AUTHORS’ CONTRIBUTIONS
Z.A.A. managed the project, conceptualized the paper, interpreted the data, and wrote it. A.M.G., B.C., A.W.K., M.G.W., and K.F. wrote and edited a review. E.A.A. performed data quality control and statistical analysis. All authors have made critical revisions and made a major contribution to writing the manuscript. All authors read and approved of the final manuscript.
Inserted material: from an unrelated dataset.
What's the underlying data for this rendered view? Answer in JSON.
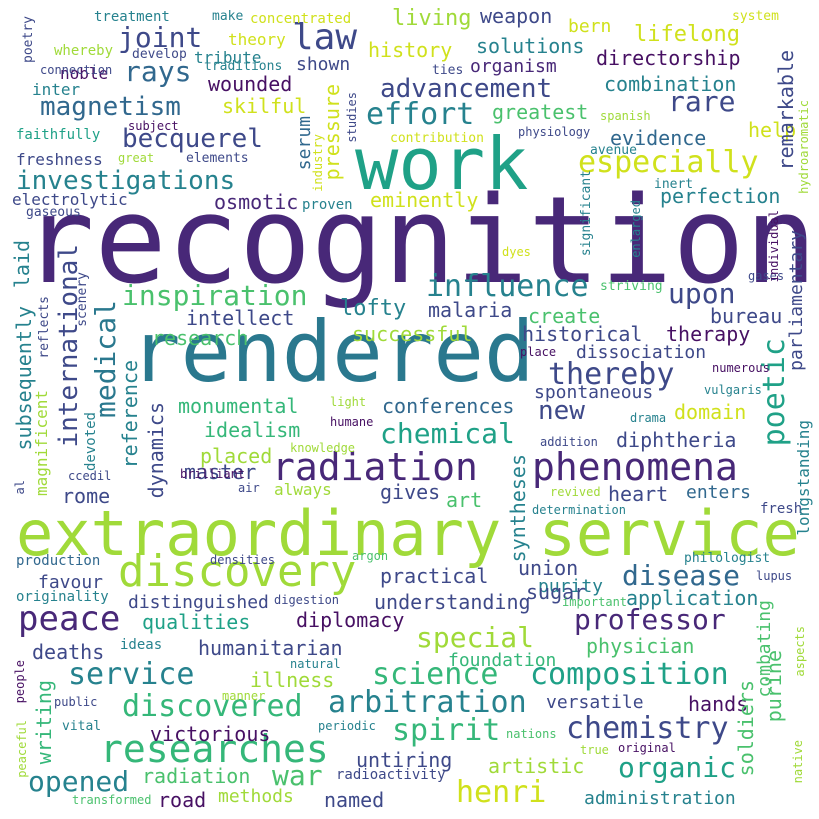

ETHICS APPROVAL AND CONSENT TO PARTICIPATE
The study proposal was approved by the Ethiopian Public Health Institute (EPHI) scientific and ethical review board, with reference number EPHI-IRB-321-2020. Written consent was obtained from the participants. Those who did not want to be a part of the study were not compelled to do so. The participants' confidentiality and privacy were ensured through the investigation.
DATA AVAILABILITY STATEMENT
Data cannot be made publicly available; readers should contact the corresponding author for details.
CONFLICT OF INTEREST
The authors declare there is no conflict.